Quali poeti legge e che cosa apprezza in loro? Le capita di scrivere ispirato da reminiscenze letterarie oppure, mentre sta scrivendo, si innestano in lei ricordi di letture o espressioni di qualche autore?

Ho letto sempre con molto disordine. Mi rimane una generica predilezione per i lirici greci, antichi e moderni. Eventuali reminiscenze letterarie entrano talvolta in qualche canzone durante la composizione del testo, mai prima; del resto non mi do mai un argomento a priori.

È vero che si sta confrontando musicalmente con la poesia di Montale? Come giudica questo autore e che cosa sta emergendo dal confronto con la sua poesia? I suoi testi partono da tracce musicali oppure da parole che prescindono dalla musica? Le capita di “appoggiarsi” nella fase di stesura di un testo a strumenti metrici (controllo del ritmo con particolari versi, uso della rima ecc.) prescindendo dalla musica?

Su richiesta della provincia di Genova (che ha voluto pubblicare un CD ROM dedicato a Montale, comprendendovi anche dodici poesie scelte da un team di letterati) ho composto una raccolta di brani di vario genere e durata per un contributo musicale al progetto. Queste composizioni non sono destinate a sostenere alcuna lettura delle poesie (per mia espressa richiesta non devono interferire con i ritmi delle poesie stesse, ne verrebbe fuori un insostenibile pastiche) ma, tutt’al più possono essere usate come background ad una lettura muta, visiva, e basta.
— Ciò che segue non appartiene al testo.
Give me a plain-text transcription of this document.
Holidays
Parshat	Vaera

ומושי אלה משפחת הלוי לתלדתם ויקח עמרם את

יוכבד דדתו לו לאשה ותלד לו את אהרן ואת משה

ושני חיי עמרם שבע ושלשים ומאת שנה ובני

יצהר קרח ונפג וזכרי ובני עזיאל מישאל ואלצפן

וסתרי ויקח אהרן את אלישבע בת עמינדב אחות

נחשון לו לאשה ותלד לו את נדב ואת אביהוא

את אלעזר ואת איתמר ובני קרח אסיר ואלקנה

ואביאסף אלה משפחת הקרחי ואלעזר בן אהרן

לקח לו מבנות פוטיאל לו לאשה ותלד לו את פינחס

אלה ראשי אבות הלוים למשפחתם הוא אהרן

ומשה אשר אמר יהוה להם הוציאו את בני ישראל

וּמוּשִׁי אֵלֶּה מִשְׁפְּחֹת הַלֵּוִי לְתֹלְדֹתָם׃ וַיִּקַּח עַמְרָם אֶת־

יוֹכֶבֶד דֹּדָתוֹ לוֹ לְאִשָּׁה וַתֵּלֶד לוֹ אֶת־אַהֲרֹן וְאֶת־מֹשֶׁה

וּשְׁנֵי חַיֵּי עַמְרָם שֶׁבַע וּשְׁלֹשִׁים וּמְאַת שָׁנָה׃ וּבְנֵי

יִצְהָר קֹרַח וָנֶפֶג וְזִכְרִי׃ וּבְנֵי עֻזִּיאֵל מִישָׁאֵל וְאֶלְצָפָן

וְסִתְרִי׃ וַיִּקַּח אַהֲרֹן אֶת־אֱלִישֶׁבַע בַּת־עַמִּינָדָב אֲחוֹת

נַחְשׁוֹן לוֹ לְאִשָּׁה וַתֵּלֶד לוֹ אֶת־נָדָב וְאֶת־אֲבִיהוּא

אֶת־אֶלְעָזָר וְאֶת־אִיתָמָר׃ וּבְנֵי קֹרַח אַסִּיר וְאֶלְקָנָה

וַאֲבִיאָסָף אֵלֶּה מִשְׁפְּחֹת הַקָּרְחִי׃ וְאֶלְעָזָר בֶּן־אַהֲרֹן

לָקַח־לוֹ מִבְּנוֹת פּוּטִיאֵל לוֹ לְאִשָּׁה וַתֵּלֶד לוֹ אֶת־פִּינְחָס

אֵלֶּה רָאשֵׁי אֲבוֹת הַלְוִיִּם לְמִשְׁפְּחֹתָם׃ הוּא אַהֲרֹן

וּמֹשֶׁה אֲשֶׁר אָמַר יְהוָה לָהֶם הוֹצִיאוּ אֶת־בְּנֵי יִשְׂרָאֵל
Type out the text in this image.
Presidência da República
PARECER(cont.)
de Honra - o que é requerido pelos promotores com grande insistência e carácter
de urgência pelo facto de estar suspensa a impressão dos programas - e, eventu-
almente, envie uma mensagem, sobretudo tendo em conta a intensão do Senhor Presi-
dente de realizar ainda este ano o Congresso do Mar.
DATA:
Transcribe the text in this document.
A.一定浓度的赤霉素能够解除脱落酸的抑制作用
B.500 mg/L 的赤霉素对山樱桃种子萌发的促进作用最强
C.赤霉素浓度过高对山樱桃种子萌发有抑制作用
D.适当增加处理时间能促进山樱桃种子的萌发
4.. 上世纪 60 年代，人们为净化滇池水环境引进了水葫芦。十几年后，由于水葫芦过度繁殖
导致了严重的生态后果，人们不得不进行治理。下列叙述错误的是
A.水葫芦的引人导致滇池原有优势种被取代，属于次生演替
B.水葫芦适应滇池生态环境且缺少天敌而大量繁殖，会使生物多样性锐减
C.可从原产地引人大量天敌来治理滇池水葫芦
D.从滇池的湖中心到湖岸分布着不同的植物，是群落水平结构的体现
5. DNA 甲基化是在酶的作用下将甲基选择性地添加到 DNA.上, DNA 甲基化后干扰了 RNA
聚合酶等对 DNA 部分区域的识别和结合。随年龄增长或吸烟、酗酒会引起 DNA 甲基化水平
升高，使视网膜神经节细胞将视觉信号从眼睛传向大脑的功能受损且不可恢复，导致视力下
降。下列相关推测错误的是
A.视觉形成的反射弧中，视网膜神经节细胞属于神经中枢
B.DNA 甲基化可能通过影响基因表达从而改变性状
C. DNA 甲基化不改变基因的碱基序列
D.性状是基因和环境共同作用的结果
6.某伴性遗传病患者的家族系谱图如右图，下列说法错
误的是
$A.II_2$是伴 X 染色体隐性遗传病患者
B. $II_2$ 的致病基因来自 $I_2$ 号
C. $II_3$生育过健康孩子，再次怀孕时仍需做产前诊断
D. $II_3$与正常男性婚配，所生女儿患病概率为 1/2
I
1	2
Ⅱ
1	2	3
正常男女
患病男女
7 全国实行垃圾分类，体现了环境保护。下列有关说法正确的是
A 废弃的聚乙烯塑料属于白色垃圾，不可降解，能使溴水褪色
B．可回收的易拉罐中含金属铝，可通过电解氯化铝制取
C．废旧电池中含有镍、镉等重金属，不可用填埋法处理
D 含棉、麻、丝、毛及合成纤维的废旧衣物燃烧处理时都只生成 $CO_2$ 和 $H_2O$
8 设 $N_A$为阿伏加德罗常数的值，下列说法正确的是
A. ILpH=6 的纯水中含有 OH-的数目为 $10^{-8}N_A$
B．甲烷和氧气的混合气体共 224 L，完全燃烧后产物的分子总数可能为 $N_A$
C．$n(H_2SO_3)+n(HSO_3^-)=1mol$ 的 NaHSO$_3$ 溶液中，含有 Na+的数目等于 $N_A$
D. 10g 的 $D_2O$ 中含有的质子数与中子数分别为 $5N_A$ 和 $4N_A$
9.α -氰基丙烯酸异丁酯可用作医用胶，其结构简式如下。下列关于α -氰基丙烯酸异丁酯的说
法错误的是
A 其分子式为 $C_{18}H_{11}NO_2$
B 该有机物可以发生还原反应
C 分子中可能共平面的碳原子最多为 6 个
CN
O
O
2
È, quindi, da parte mia, una “interpretazione” dell’universo di Montale in piena libertà. Ho cercato di fissare, stilisticamente, in varie forme, il “novecentismo” del poeta e un po’ del suo mondo quotidiano.

Scrivo sempre prima la musica, poi, più faticosamente, i testi, cercando di farli “somigliare” alla musica il più possibile. A lavoro ultimato, mi auguro che il risultato di divida fifty-fifty tra musica e parole.

Quello del poeta, oggi, è un “mestiere invisibile”, poiché la poesia non ha un pubblico. Il cantante invece può contare su una platea, il suo ruolo è socialmente visibile… Nella sua esperienza, come vive il rapporto con il pubblico? E come entra il pubblico nella genesi dei suoi testi? Ci sembra che, per la canzone, un testo anche difficile possa, appoggiandosi alla musica, risultare di notevole impatto, mentre la “musica” della poesia, molto più sotterranea e ignota ai più, non può altrettanto…

Non ho mai tenuto conto di eventuali “preferenze” estetiche da parte del pubblico. Ho sempre coltivato insieme alla mia libertà anche la sua libertà. Per qualche ragione, comunque, il mio pubblico si è rivelato particolarmente “coltivato” e questo vale anche per il mio pubblico straniero costretto a stare al di là della barriera linguistica.


* Intervista realizzata in collaborazione con Antonio Auciello, apparsa su «Atelier», a. II, n.7, settembre 1997, pp. 4-6, con il titolo: Intervista a Paolo Conte: testo della poesia e testo della canzone.